Microsoft has shut down more than 70 of its own repositories on GitHub—including those tied to Azure and AI coding agents—while investigating a data breach that planted credential-harvesting malware directly into developer workflows, the company confirmed in a statement to 404 Media. Cybersecurity researchers tracking the incident say the attack was specifically designed to compromise developers who use AI-assisted coding tools like Anthropic's Claude Code and Google's Gemini CLI.

The Scope of the Breach

The exact contours of how attackers gained access remain unclear, but researchers have pointed to a particular package that was previously compromised before being used as the delivery mechanism. Microsoft has not yet disclosed how long the malicious packages remained active or how many developers may have been affected by the credential theft. The company confirmed it is actively investigating and working with GitHub to remediate the issue across its internal repository infrastructure.

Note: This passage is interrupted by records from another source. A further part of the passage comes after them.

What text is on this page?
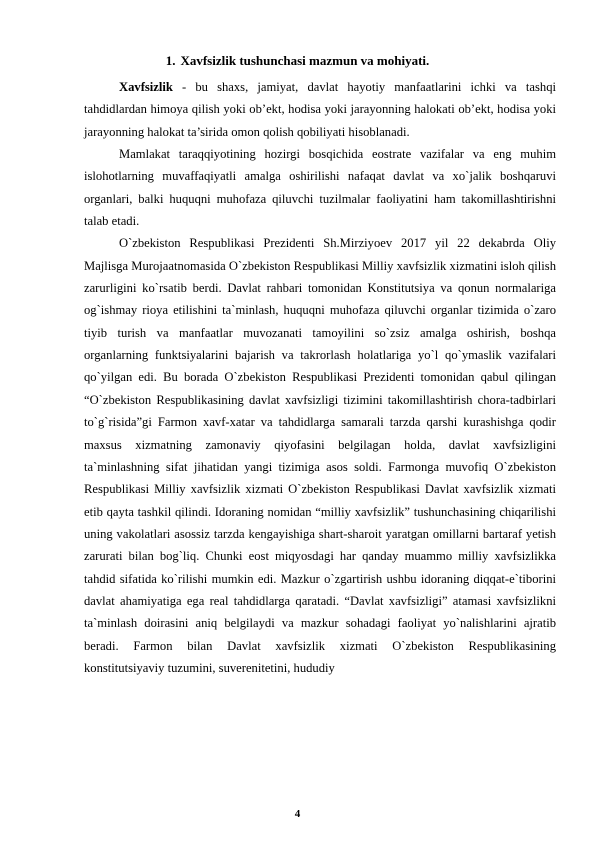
1. Xavfsizlik tushunchasi mazmun va mohiyati.

Xavfsizlik - bu shaxs, jamiyat, davlat hayotiy manfaatlarini ichki va tashqi tahdidlardan himoya qilish yoki ob’ekt, hodisa yoki jarayonning halokati ob’ekt, hodisa yoki jarayonning halokat ta’sirida omon qolish qobiliyati hisoblanadi.

Mamlakat taraqqiyotining hozirgi bosqichida eostrate vazifalar va eng muhim islohotlarning muvaffaqiyatli amalga oshirilishi nafaqat davlat va xo`jalik boshqaruvi organlari, balki huquqni muhofaza qiluvchi tuzilmalar faoliyatini ham takomillashtirishni talab etadi.

O`zbekiston Respublikasi Prezidenti Sh.Mirziyoev 2017 yil 22 dekabrda Oliy Majlisga Murojaatnomasida O`zbekiston Respublikasi Milliy xavfsizlik xizmatini isloh qilish zarurligini ko`rsatib berdi. Davlat rahbari tomonidan Konstitutsiya va qonun normalariga og`ishmay rioya etilishini ta`minlash, huquqni muhofaza qiluvchi organlar tizimida o`zaro tiyib turish va manfaatlar muvozanati tamoyilini so`zsiz amalga oshirish, boshqa organlarning funktsiyalarini bajarish va takrorlash holatlariga yo`l qo`ymaslik vazifalari qo`yilgan edi. Bu borada O`zbekiston Respublikasi Prezidenti tomonidan qabul qilingan “O`zbekiston Respublikasining davlat xavfsizligi tizimini takomillashtirish chora-tadbirlari to`g`risida”gi Farmon xavf-xatar va tahdidlarga samarali tarzda qarshi kurashishga qodir maxsus xizmatning zamonaviy qiyofasini belgilagan holda, davlat xavfsizligini ta`minlashning sifat jihatidan yangi tizimiga asos soldi. Farmonga muvofiq O`zbekiston Respublikasi Milliy xavfsizlik xizmati O`zbekiston Respublikasi Davlat xavfsizlik xizmati etib qayta tashkil qilindi. Idoraning nomidan “milliy xavfsizlik” tushunchasining chiqarilishi uning vakolatlari asossiz tarzda kengayishiga shart-sharoit yaratgan omillarni bartaraf yetish zarurati bilan bog`liq. Chunki eost miqyosdagi har qanday muammo milliy xavfsizlikka tahdid sifatida ko`rilishi mumkin edi. Mazkur o`zgartirish ushbu idoraning diqqat-e`tiborini davlat ahamiyatiga ega real tahdidlarga qaratadi. “Davlat xavfsizligi” atamasi xavfsizlikni ta`minlash doirasini aniq belgilaydi va mazkur sohadagi faoliyat yo`nalishlarini ajratib beradi. Farmon bilan Davlat xavfsizlik xizmati O`zbekiston Respublikasining konstitutsiyaviy tuzumini, suverenitetini, hududiy

4
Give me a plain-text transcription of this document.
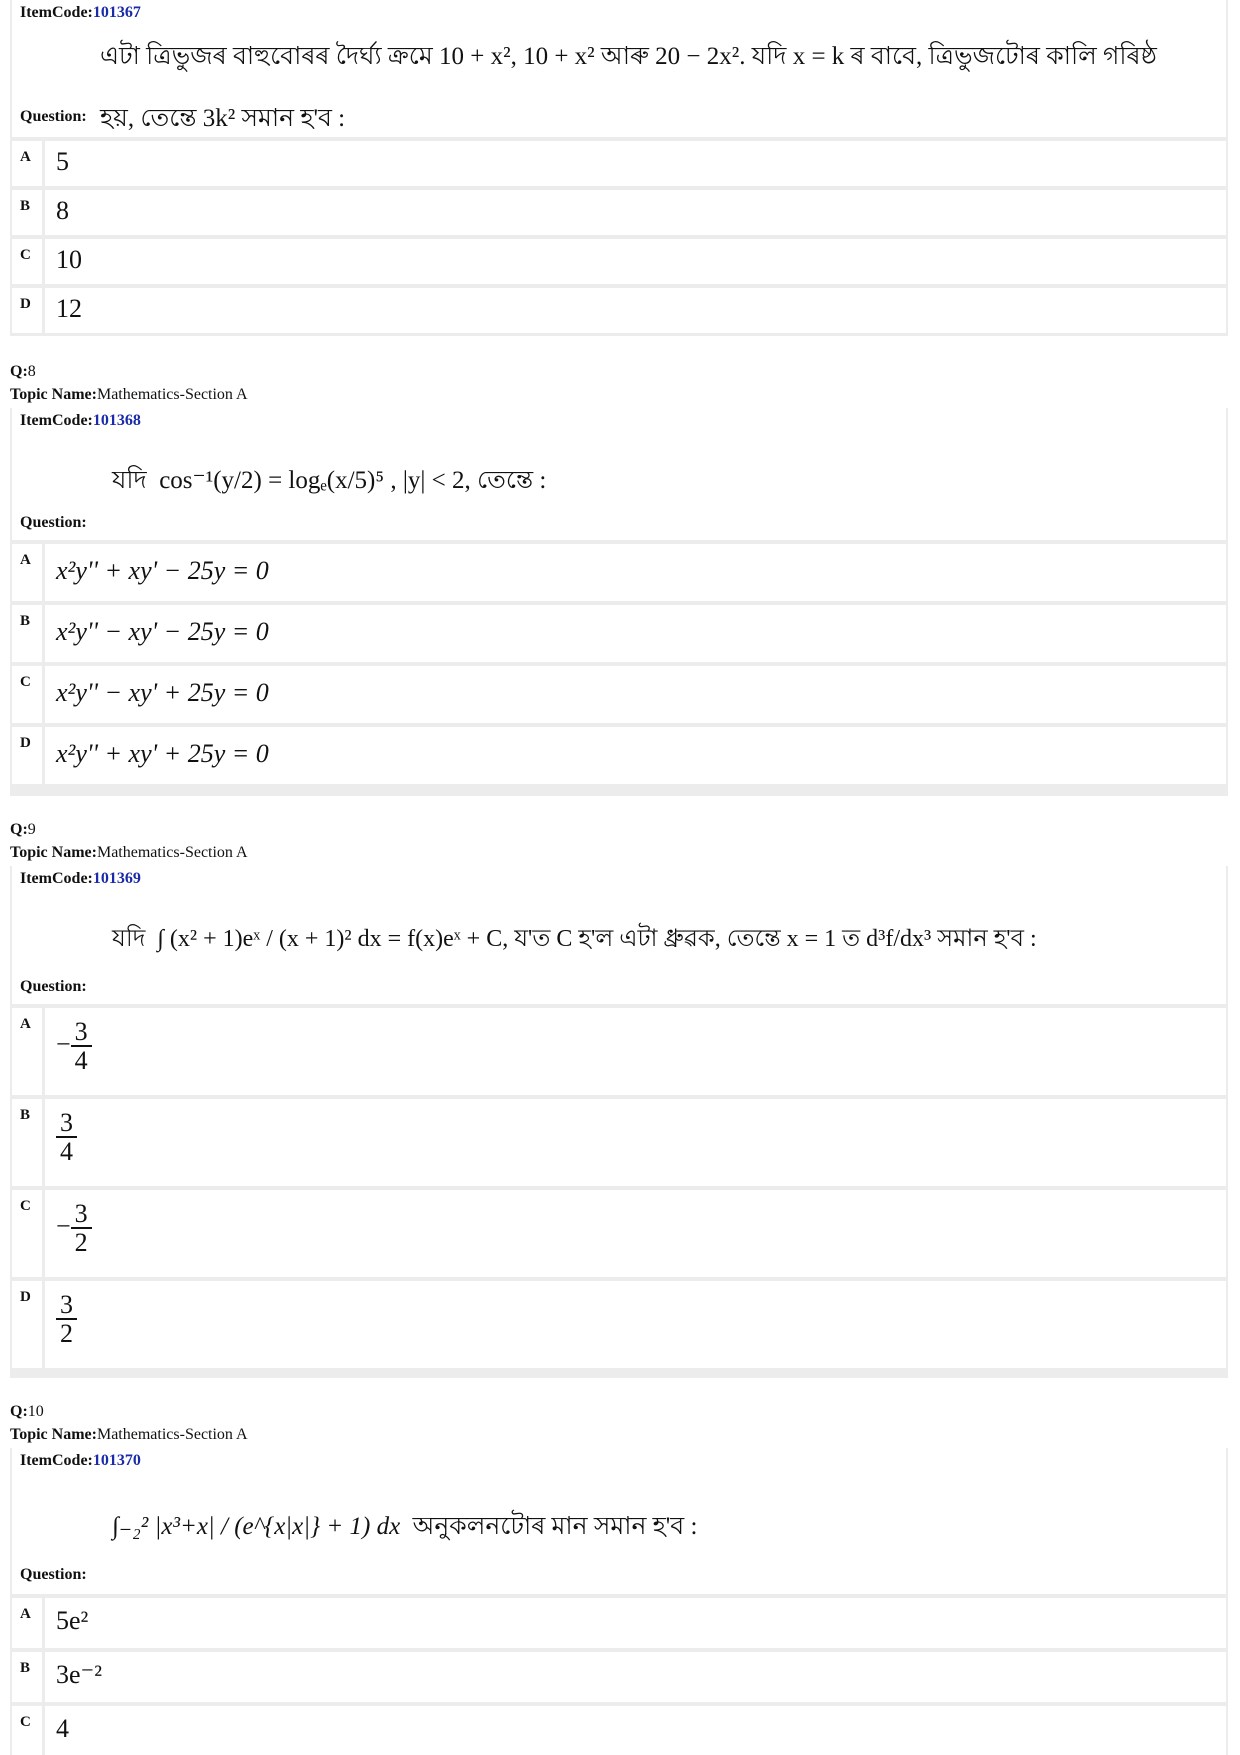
ItemCode:101367
এটা ত্ৰিভুজৰ বাহুবোৰৰ দৈৰ্ঘ্য ক্ৰমে 10 + x², 10 + x² আৰু 20 − 2x². যদি x = k ৰ বাবে, ত্ৰিভুজটোৰ কালি গৰিষ্ঠ
Question: হয়, তেন্তে 3k² সমান হ'ব :
A 5
B 8
C 10
D 12
Q:8
Topic Name:Mathematics-Section A
ItemCode:101368
যদি cos⁻¹(y/2) = logₑ(x/5)⁵ , |y| < 2, তেন্তে :
Question:
A x²y'' + xy' − 25y = 0
B x²y'' − xy' − 25y = 0
C x²y'' − xy' + 25y = 0
D x²y'' + xy' + 25y = 0
Q:9
Topic Name:Mathematics-Section A
ItemCode:101369
যদি ∫ (x² + 1)eˣ / (x + 1)² dx = f(x)eˣ + C, য'ত C হ'ল এটা ধ্ৰুৱক, তেন্তে x = 1 ত d³f/dx³ সমান হ'ব :
Question:
A
− $\frac{3}{4}$
B $\frac{3}{4}$
C
− $\frac{3}{2}$
D $\frac{3}{2}$
Q:10
Topic Name:Mathematics-Section A
ItemCode:101370
∫₋₂² |x³+x| / (e^{x|x|} + 1) dx অনুকলনটোৰ মান সমান হ'ব :
Question:
A 5e²
B 3e⁻²
C 4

How the Attack Targeted AI Coding Tool Users

Unlike typical supply chain attacks that rely on developers manually installing malicious packages, this breach appears designed to exploit the automated dependency resolution built into modern AI coding assistants. When Claude Code or Gemini CLI users opened compromised Microsoft repositories, the malware would execute and harvest authentication credentials stored in environment variables and local credential managers. The attack leveraged trust in Microsoft's brand—developers typically assume official Microsoft repos are safe to use without extensive vetting.

Researcher Findings

"This is a textbook example of how supply chain attacks evolve when AI tools enter the development workflow," one researcher noted in analysis shared with 404 Media. "AI coding assistants often fetch and execute code automatically, which creates new attack surface that traditional security tooling doesn't account for." The researchers emphasized that credential theft through AI tool chains could give attackers persistent access to cloud infrastructure beyond just local machine compromise.

Microsoft's Response

Microsoft has disabled the affected repositories while conducting its investigation. The company declined to provide a timeline for when repos would be restored or whether it had identified the threat actors responsible. Security researchers are urging developers who have used Microsoft AI-related packages recently to rotate credentials and audit their authentication logs for suspicious activity.

Key Takeaways

  • Over 70 Microsoft repositories on GitHub were disabled following discovery of the breach
  • Malware was designed to harvest developer credentials when opened in Claude Code or Gemini CLI
  • Attackers exploited trust in Microsoft's official repos and AI tool automation
  • Developers should rotate credentials and audit authentication logs immediately

The Bottom Line

This incident exposes a critical vulnerability that most security strategies haven't accounted for: AI coding tools executing code with elevated privileges, automatically trusting branded repositories. Microsoft needs to provide clearer guidance on which specific packages were compromised so developers can actually assess their exposure rather than guessing.